L58: Use of ontop is a bit awkward, please revise.

L126: is l the path length, please define here as well as sigma.

L252. "in a converter takes place". I don't follow this statement please revise.

L440. A space is needed between the words to start sentence.

L498: Replace "As far as" with "If".

L520: Figure 11 is discussed before figure 10. 

L522: Neutron paths not neutrons paths

L585: For more than 50 years ...

L604: fine tune.

L600-620: I think a table summarizing the various studies with URANOS would be easier to read and reference for the reader. Please consider changing. 

L627. I don't follow this sentence about the evaluation of cross sections. Think there may be a missing word somewhere?

This is a well developed manuscript, demonstrating the applicability of a novel though well-tested code. The manuscript is well readable, inspirational and easy to access for environmental scientists although containting dense information on physical processes and modelling. I recommend publication in GMD with minor revisions urging the authors to expand on a few minor points (see below) and add a new section on limitations and outlook. This section will benefit the readers and inspire the next generation of researchers to build on this code, increase the user space and the capabilities of CRNS to deliver accurate environmental observations.

Please adress following questions (in the new section):

What is the run time on a standard architecture (e.g. interl Core i5, 8GB RAM, Windows or Unix)? 

Is the code parallelized for HPC applications?

What are the most expensive calculations and how to they scale from 2D to 3D for a "simple" geometric set up? 

Can the atmosphere and cosmic ray interactions be modelled using URANOS code?

What is needed and what is the uncertainty to expand the code to include uncertainty from the cosmic ray energy spectrum at the top of the atmosphere and further particles?

Given URANOS is applied to simulate each CRNS locations, what are the remaining major uncertainties constraining the accuracy of cosmic ray neutron sensor derived hydrogen content in the CRNS footprint? 

Line 132: It is unclear for the reader, how TRandom3 is programmed, language, and what a "modern architecture" is. Are the authors referring to HPC systems, GPU based HPCs or Laptops build in 2019? Please specify what you refer to as modern architecture ideally in the flops as measure for computational performance. 

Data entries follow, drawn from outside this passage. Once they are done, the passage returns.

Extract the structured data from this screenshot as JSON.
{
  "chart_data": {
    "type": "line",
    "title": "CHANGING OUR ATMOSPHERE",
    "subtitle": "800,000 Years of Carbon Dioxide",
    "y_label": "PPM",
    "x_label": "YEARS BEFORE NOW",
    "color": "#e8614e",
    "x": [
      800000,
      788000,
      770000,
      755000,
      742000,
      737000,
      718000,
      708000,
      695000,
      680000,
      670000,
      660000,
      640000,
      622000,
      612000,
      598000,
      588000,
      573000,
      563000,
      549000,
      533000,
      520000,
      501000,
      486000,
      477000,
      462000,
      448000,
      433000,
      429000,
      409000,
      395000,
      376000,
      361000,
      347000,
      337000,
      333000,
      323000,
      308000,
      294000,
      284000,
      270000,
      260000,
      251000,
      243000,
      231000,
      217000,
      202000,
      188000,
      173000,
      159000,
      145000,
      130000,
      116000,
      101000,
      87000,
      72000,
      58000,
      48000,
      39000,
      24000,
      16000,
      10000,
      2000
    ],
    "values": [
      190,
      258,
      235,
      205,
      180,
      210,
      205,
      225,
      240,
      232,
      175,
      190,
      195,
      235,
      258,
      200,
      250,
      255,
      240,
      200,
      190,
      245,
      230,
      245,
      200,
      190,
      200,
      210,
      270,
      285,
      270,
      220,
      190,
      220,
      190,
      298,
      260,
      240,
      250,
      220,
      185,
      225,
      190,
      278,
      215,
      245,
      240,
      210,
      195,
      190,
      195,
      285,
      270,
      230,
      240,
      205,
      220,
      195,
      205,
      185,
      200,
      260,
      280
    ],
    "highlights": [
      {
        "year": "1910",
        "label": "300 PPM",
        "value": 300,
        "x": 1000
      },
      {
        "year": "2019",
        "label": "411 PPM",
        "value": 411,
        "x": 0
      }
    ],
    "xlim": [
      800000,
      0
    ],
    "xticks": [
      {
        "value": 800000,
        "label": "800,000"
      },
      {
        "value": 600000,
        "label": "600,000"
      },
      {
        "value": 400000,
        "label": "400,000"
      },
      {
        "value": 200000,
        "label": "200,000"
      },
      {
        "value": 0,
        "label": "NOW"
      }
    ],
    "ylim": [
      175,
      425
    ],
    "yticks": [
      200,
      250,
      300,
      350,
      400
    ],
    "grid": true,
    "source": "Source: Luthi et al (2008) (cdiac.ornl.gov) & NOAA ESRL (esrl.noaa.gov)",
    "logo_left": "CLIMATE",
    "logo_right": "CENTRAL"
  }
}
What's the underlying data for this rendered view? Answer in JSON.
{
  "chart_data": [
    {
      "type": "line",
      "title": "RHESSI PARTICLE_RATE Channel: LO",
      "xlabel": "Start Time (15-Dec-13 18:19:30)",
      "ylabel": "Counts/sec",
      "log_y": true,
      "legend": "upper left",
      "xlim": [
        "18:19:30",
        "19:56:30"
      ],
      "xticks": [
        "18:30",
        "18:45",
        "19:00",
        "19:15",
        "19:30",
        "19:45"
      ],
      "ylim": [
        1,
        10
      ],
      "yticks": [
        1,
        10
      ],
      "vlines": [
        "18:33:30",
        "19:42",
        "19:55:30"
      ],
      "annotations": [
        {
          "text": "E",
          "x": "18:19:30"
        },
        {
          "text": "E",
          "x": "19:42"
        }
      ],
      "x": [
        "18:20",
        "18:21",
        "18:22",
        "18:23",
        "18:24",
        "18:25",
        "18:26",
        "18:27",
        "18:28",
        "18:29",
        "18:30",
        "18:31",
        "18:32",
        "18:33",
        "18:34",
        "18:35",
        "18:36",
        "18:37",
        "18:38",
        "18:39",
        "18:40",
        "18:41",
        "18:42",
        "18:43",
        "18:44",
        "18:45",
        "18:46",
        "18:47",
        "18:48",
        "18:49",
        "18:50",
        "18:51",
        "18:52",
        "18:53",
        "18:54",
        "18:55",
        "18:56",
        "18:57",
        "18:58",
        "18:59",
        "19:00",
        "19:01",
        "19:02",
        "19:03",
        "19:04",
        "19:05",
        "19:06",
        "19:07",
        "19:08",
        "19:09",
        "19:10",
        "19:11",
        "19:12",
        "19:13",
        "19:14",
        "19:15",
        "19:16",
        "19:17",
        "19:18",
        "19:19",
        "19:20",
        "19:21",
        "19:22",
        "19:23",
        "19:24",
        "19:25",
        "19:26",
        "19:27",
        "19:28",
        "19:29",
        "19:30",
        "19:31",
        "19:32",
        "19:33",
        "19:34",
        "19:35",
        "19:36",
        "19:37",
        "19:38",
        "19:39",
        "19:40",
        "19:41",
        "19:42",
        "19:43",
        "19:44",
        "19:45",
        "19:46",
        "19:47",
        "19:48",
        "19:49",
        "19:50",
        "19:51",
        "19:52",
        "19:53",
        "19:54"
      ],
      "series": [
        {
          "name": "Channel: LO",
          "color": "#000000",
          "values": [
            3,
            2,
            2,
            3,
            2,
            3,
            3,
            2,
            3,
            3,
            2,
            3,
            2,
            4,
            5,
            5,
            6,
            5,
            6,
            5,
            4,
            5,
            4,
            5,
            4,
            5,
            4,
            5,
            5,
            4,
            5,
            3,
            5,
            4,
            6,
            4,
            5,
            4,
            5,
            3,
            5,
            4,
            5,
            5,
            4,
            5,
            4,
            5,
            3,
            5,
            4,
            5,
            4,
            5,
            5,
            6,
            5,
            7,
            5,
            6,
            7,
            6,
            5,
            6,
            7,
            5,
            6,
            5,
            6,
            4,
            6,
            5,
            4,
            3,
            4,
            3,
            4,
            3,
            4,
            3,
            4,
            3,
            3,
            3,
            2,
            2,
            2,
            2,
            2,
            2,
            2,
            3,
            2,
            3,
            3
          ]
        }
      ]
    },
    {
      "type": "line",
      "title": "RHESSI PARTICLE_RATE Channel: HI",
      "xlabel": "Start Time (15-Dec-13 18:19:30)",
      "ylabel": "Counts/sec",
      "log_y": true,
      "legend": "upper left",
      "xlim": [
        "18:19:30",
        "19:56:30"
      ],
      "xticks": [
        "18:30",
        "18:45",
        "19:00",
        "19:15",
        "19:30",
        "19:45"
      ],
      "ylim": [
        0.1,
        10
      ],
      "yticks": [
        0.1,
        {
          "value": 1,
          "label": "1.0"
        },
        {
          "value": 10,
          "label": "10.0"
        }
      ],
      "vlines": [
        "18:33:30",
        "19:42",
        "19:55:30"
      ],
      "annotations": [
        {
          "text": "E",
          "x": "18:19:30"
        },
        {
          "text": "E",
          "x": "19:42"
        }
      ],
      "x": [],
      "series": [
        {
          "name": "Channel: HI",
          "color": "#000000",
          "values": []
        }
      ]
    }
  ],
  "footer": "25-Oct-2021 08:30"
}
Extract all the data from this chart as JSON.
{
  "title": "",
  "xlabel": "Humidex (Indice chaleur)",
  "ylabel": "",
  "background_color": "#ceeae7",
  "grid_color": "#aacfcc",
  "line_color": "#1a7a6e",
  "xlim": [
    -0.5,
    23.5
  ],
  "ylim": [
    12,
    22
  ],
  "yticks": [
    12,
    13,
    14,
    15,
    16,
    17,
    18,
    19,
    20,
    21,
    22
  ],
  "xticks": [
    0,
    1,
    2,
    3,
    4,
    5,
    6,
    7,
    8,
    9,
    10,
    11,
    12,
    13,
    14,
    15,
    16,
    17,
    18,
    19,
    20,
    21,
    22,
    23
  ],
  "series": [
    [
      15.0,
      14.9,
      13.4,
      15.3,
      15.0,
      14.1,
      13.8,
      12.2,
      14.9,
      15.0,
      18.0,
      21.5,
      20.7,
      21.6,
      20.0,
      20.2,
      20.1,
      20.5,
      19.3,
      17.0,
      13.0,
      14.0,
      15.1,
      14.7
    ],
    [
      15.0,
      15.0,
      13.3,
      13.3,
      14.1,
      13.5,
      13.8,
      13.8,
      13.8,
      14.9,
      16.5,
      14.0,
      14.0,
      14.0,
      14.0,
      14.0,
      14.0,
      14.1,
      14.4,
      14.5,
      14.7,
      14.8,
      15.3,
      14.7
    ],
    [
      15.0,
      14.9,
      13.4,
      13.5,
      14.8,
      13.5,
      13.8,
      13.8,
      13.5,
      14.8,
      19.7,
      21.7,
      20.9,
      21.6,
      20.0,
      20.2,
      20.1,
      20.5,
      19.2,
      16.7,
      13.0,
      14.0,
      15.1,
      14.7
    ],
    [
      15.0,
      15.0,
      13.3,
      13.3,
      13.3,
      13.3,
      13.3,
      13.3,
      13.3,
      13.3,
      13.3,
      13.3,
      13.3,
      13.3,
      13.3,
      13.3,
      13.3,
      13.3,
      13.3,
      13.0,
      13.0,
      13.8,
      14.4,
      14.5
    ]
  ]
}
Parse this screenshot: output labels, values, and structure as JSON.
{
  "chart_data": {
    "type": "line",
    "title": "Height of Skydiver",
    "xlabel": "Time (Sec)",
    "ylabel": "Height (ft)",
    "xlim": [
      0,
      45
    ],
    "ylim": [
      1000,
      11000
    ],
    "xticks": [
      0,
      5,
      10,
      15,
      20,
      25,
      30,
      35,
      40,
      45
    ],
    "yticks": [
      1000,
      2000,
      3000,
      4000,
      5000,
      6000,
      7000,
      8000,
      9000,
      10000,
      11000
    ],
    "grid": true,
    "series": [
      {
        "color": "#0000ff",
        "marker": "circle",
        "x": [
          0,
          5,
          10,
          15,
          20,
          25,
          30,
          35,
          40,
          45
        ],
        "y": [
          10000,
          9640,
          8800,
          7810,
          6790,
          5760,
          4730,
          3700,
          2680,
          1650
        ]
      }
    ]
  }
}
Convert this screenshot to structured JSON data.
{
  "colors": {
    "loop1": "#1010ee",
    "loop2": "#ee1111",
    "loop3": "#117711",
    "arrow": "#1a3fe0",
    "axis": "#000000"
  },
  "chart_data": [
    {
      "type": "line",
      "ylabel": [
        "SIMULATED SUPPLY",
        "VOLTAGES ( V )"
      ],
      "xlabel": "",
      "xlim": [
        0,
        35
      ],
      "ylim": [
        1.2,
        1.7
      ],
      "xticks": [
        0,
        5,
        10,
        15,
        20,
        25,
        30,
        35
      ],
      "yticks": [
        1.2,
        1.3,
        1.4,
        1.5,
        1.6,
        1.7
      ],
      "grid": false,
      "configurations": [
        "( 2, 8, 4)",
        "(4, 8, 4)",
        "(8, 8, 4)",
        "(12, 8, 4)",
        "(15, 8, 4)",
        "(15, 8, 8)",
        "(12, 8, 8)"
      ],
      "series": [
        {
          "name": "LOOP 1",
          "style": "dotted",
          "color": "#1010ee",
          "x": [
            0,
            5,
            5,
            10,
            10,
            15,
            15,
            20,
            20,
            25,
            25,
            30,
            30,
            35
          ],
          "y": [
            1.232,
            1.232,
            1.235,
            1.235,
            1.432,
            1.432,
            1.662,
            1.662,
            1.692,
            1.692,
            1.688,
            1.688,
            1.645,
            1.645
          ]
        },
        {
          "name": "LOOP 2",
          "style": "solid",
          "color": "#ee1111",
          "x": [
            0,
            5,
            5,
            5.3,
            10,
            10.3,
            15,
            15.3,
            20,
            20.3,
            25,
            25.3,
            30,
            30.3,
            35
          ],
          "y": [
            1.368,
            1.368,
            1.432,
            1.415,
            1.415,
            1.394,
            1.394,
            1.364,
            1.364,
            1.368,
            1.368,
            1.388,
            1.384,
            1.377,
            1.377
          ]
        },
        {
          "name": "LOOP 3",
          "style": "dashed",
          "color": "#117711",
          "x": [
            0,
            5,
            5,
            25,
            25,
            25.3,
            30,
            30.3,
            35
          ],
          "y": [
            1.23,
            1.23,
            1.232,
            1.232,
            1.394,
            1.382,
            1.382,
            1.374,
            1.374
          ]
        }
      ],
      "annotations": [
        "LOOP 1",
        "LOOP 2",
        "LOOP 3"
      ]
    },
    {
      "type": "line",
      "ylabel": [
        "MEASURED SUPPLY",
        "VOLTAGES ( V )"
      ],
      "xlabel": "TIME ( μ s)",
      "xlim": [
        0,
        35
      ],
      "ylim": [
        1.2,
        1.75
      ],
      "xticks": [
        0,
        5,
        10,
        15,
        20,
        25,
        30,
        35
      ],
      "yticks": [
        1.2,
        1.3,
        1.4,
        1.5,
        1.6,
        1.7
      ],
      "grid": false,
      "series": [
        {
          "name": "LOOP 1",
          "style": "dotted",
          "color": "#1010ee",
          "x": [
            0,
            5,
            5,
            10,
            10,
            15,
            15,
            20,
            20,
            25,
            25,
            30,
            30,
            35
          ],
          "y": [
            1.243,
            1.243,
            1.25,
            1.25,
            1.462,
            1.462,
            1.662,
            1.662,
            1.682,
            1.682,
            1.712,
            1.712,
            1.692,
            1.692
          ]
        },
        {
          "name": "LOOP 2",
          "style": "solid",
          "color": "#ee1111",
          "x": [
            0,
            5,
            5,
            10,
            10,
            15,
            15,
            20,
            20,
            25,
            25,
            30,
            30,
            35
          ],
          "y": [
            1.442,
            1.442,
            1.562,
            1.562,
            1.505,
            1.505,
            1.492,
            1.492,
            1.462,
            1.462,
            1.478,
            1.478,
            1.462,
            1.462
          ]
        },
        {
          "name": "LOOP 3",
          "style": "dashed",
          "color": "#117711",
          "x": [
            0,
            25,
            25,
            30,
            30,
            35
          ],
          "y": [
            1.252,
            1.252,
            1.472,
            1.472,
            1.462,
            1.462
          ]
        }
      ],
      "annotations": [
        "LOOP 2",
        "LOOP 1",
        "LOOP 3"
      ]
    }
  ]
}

Line 133: Please also mention possible other random number generators and are they available? If those are not relevant questions, then it seems the technical details are not needed and I recommend to simply state that "the TRandom3 random number generator is used" and remove the technical details on random number generation from the manuscript in this paragraph 2.2.

Line 208: Please clarify what "MT numbers" are. Random "Mersenne Twister" numbers would not define reaction types, I assume.

Line 215: What is ensemble statistics?

Line 219: Please state which relevant and non-relevant interactions you are referring and what are the "two different types"?

Line 222: Please clarify, how is it possible that myons are not contributing while myons are the major cosmic rays entering the atmosphere, and neutrons are only a product of myon inter-action?

Line 325: Please state recommended default setting for the source.

Line 332: Please state recommended default starting angle.